TGF-β-MTA1-SMAD7-SMAD3-SOX4-EZH2 signaling axis promotes viability, migration, invasion and EMT of hepatocellular carcinoma cells

Abstract

Introduction: Enhancer of zeste homolog 2 (EZH2) is implicated in hepatocellular carcinoma (HCC), but whether transforming growth factor-β (TGF-β)-metastasis associated 1 (MTA1)-SMAD7-SMAD3-SRY-Box Transcription Factor 4 (SOX4)-EZH2 signaling axis, in which EZH2 participates, is also involved in HCC remained unknown. Methods: Data on EZH2 expression in liver hepatocellular carcinoma (LIHC) and its relation with prognosis of HCC patients were predicted and analyzed using online databases.

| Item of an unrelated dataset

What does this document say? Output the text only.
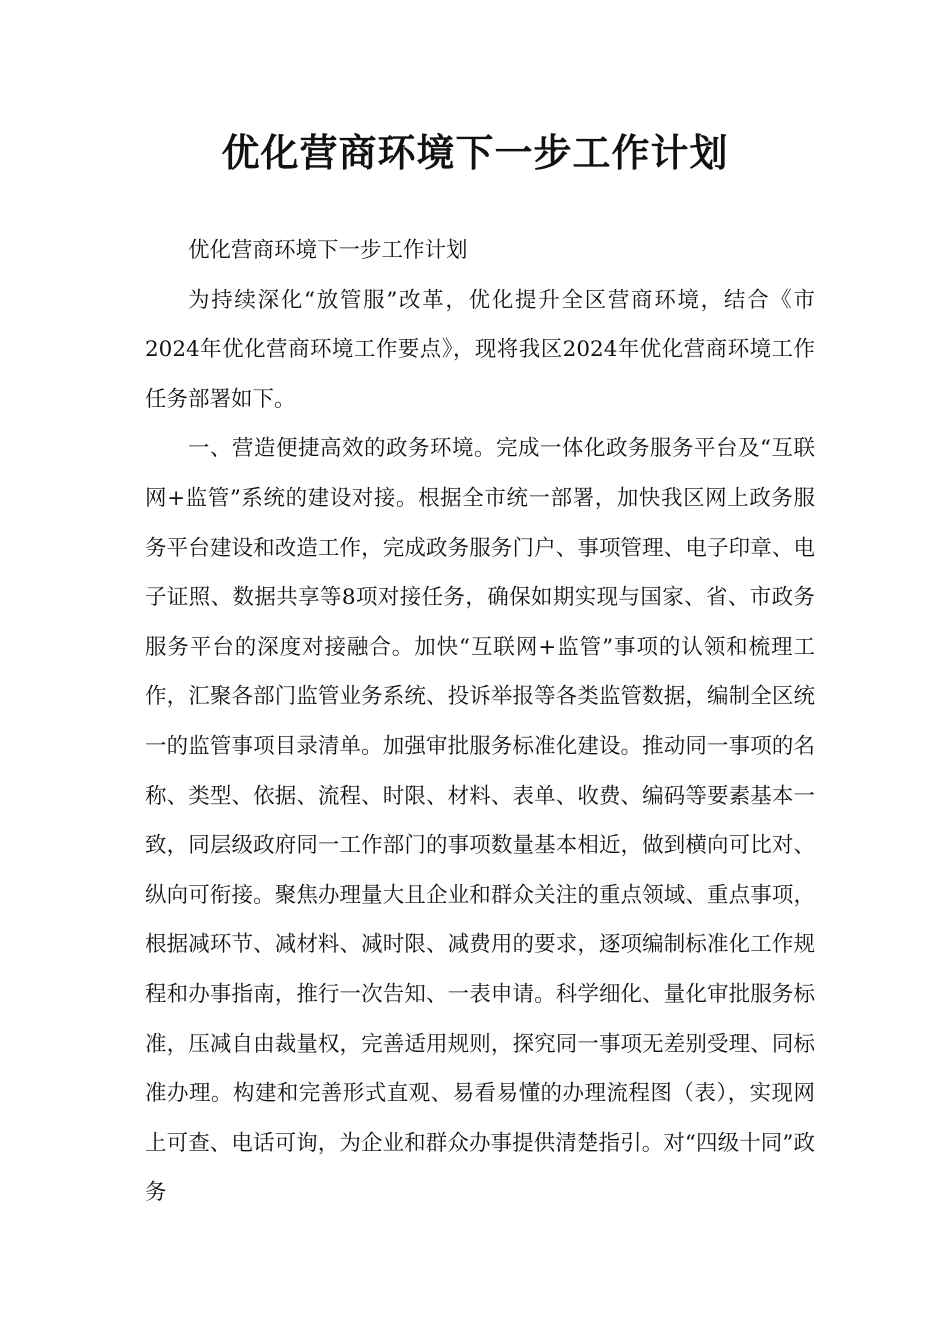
优化营商环境下一步工作计划

优化营商环境下一步工作计划

为持续深化“放管服”改革，优化提升全区营商环境，结合《市2024年优化营商环境工作要点》，现将我区2024年优化营商环境工作任务部署如下。

一、营造便捷高效的政务环境。完成一体化政务服务平台及“互联网+监管”系统的建设对接。根据全市统一部署，加快我区网上政务服务平台建设和改造工作，完成政务服务门户、事项管理、电子印章、电子证照、数据共享等8项对接任务，确保如期实现与国家、省、市政务服务平台的深度对接融合。加快“互联网+监管”事项的认领和梳理工作，汇聚各部门监管业务系统、投诉举报等各类监管数据，编制全区统一的监管事项目录清单。加强审批服务标准化建设。推动同一事项的名称、类型、依据、流程、时限、材料、表单、收费、编码等要素基本一致，同层级政府同一工作部门的事项数量基本相近，做到横向可比对、纵向可衔接。聚焦办理量大且企业和群众关注的重点领域、重点事项，根据减环节、减材料、减时限、减费用的要求，逐项编制标准化工作规程和办事指南，推行一次告知、一表申请。科学细化、量化审批服务标准，压减自由裁量权，完善适用规则，探究同一事项无差别受理、同标准办理。构建和完善形式直观、易看易懂的办理流程图（表），实现网上可查、电话可询，为企业和群众办事提供清楚指引。对“四级十同”政务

Following transfection with or without TGF-β1, HCC cell viability, migration and invasion were determined with MTT, Scratch and Transwell assays. Relative expressions of epithelial-to-mesenchymal transition (EMT)-related factors (N-Cadherin, Vimentin, and E-Cadherin) and TGF-β-MTA1-SMAD7-SMAD3-SOX4-EZH2 signaling axis factors (TGF-β, MTA1, SMAD7, phosphorylated-SMAD3, SOX4 and EZH2) were calculated via reverse transcrip-tion-quantitative polymerase chain reaction (RT-qPCR) and Western blot. Results: EZH2 was upregulated in HCC, which was related to poor prognosis. Silencing EZH2 suppressed EZH2 expression and HCC cell viability, migration, and invasion, and increased E-Cadherin expression yet decreased N-Cadherin and Vimentin expression, whereas EZH2 overexpression did conversely. Also, silencing EZH2 reversed the effects of TGF-β1 on promoting viability, migration, and invasion, as well as N-Cadherin and Vimentin expressions, yet suppressing E-Cadherin expression in HCC cells. In addition, TGF-β1 promoted TGF-β, MTA1, SOX4 and EZH2 expressions and p-SMAD3/SMAD3 ratio yet suppressed SMAD7, whereas silencing EZH2 solely reversed the effects of TGF-β1 on EZH2 expression in HCC cells. Conclusion: The present study provides a theoretical basis for TGF-β-MTA1-SMAD7-SMAD3-SOX4-EZH2 signaling cascade in viability, migration, invasion, and EMT of HCC cells. Inhibiting these signals may represent a therapeutic pathway for the treatment of metastatic HCC.